Deterministische Effekte

Im Bereich von 100 mSv sind keine ausgeprägten, nicht reversiblen deterministischen Effekte zu erwarten. Der Wert von 100 mSv stellt somit keine Grenze dar, sondern entspricht einem Wert, der eine genügend grosse Sicherheitsmarge in Bezug auf nicht reversible deterministische Effekte bietet.

Stochastische Effekte

Erst ab einer akuten Dosis von ca. 100 mSv kann unter Verwendung statistischer Methoden eine Erhöhung der Krebsinzidenz verlässlich mit einer Strahlenexposition in Zusammenhang gebracht werden.

Bei Dosiswerten unter 100 mSv können unter Anwendung des sogenannten LNT-Modells (LNT = linear, no-threshold, also linear ohne Schwellendosis) rechnerische Risikobetrachtungen für Vergleiche und Optimierungsmassnahmen im operationellen Strahlenschutz angestellt werden.
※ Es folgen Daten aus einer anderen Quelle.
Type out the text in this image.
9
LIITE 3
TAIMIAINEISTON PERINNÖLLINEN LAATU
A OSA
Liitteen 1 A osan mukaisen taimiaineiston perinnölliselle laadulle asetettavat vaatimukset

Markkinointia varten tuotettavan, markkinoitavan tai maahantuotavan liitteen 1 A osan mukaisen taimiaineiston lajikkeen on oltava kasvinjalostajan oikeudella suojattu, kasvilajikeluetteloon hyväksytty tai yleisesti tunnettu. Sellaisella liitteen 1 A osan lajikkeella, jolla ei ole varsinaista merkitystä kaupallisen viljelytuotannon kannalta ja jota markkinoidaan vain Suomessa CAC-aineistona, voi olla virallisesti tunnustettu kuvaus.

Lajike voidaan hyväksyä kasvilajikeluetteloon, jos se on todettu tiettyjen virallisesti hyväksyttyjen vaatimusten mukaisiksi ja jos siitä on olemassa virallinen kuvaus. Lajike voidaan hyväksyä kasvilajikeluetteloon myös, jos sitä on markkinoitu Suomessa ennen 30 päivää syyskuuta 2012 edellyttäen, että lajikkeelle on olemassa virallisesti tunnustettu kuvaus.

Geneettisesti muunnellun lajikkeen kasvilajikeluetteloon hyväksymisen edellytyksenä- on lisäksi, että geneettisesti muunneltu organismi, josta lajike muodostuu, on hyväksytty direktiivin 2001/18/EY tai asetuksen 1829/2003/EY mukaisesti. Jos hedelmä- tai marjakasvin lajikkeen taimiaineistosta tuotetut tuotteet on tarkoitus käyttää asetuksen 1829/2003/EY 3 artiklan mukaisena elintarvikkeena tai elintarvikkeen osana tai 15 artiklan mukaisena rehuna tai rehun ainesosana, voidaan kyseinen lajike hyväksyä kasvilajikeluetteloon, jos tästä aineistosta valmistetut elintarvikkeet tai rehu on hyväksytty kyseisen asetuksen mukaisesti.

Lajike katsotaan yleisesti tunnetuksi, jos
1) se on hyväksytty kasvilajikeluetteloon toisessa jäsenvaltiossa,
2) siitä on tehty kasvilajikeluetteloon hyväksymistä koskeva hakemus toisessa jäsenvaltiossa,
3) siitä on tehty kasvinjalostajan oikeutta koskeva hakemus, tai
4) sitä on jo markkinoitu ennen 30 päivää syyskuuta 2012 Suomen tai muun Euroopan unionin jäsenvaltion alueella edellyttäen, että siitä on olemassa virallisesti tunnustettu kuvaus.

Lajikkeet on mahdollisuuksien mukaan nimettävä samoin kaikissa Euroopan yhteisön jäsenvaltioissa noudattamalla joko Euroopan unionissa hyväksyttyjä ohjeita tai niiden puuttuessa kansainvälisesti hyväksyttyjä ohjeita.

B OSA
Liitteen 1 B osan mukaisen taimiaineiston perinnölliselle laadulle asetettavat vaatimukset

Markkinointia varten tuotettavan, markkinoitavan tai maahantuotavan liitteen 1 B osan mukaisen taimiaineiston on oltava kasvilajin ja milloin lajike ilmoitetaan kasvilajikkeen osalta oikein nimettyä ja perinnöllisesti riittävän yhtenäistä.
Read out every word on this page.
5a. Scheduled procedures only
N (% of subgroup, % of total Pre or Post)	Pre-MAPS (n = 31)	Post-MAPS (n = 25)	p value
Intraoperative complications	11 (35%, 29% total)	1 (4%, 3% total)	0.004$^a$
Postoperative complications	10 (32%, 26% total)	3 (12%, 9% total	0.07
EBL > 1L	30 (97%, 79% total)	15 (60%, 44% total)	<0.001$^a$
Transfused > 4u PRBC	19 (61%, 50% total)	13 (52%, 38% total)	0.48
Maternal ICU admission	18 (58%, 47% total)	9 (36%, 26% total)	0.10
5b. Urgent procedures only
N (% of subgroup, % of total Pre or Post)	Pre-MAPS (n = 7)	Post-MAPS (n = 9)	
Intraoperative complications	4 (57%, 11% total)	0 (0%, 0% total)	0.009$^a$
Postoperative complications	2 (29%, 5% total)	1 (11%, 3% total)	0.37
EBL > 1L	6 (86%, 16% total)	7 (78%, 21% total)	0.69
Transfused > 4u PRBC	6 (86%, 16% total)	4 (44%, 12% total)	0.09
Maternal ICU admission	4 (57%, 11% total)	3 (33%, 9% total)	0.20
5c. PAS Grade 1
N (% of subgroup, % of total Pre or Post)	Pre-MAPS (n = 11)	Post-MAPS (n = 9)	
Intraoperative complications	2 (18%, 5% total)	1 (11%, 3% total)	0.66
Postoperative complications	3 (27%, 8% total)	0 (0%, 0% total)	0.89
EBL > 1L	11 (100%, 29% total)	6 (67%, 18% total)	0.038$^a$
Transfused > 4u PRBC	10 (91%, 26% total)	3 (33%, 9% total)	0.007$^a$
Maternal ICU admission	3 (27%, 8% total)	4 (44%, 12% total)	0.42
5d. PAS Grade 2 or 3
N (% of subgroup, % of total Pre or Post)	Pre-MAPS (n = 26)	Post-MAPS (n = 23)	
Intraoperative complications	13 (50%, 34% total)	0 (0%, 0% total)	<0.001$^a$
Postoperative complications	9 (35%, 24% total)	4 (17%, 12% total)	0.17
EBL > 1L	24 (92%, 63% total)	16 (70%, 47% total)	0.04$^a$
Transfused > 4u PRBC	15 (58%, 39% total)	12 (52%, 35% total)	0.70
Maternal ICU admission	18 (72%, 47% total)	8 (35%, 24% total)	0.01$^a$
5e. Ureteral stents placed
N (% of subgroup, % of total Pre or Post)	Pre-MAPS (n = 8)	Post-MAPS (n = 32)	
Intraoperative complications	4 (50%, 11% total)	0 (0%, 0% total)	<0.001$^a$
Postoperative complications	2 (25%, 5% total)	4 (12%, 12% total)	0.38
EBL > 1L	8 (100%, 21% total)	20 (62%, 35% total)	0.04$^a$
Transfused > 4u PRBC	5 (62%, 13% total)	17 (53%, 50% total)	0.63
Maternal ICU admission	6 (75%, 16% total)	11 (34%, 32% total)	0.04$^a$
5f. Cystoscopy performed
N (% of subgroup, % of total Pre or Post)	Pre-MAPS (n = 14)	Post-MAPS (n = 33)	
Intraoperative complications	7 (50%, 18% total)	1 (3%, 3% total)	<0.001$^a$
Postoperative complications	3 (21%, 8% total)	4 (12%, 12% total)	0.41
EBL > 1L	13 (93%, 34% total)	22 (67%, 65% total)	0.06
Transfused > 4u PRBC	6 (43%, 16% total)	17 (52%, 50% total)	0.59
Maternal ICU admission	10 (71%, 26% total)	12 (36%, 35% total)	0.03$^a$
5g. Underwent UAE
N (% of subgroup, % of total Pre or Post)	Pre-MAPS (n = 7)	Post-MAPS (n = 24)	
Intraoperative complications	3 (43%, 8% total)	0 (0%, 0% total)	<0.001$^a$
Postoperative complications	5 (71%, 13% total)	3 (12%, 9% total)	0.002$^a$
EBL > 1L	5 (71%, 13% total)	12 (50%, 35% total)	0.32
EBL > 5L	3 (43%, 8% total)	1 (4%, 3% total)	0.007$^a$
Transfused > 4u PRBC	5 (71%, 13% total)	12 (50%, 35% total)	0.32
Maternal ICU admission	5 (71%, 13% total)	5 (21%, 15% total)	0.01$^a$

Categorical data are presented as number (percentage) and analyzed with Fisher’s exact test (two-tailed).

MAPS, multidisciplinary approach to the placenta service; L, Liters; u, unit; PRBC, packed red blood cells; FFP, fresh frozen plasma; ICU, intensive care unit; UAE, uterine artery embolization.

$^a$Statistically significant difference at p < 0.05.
Bei diesem sowohl von UNSCEAR als auch von der ICRP verwendeten Modell wird angenommen, dass bei stochastischen Strahleneffekten im Falle von kleinen Dosiswerten ein linearer Zusammenhang zwischen der verursachenden Dosis und der dadurch erhöhten Wahrscheinlichkeit des Auftretens oder des dadurch erhöhten Risikos besteht und keine untere Schwelle für eine Risikoerhöhung existiert.

Allerdings weist UNSCEAR (UNSCEAR 2012 report: Sources, effects and risks of ionizing radiation, Annex A, attributing health effects to ionizing radiation exposure and inferring risks) darauf hin, dass das LNT-Modell zwar als Werkzeug für Vergleiche und Optimierungsmassnahmen herangezogen werden kann, sich dieses aber nicht eignet für eine prospektive epidemiologische Vorhersage, bei der eine grössere Anzahl von Personen mit jeweils kleinen Dosiswerten verrechnet werden. Im Bereich von tiefen Dosiswerten sind die erwartbaren Effekte zahlenmässig zu klein, um sie von denjenigen Effekten trennen zu können, welche innerhalb des u. a. durch die bestehende Strahlenbelastung verursachten spontanen Risikos liegen. Dies zeigt auch das vorherige Beispiel (KKG am 11. Juni 2018): den rund 3 zusätzlichen schadensbereinigten Krebsfällen, welche sich aufgrund der im Beispiel ermittelten mittleren Strahlenbelastung mutmasslich, rein rechnerisch ergäben, stehen rund 26‘000 schadensbereinigte Krebsfälle gegenüber, welche erfahrungsgemäss bei 95‘000 Personen (spontanes Risiko) zu erwarten sind. Dies entspräche einem Anstieg von rund 0.01 % über 50 Jahre. Ein derart minimaler Anstieg kann nicht statistisch signifikant mit einer Strahlenwirkung in Zusammenhang gebracht werden.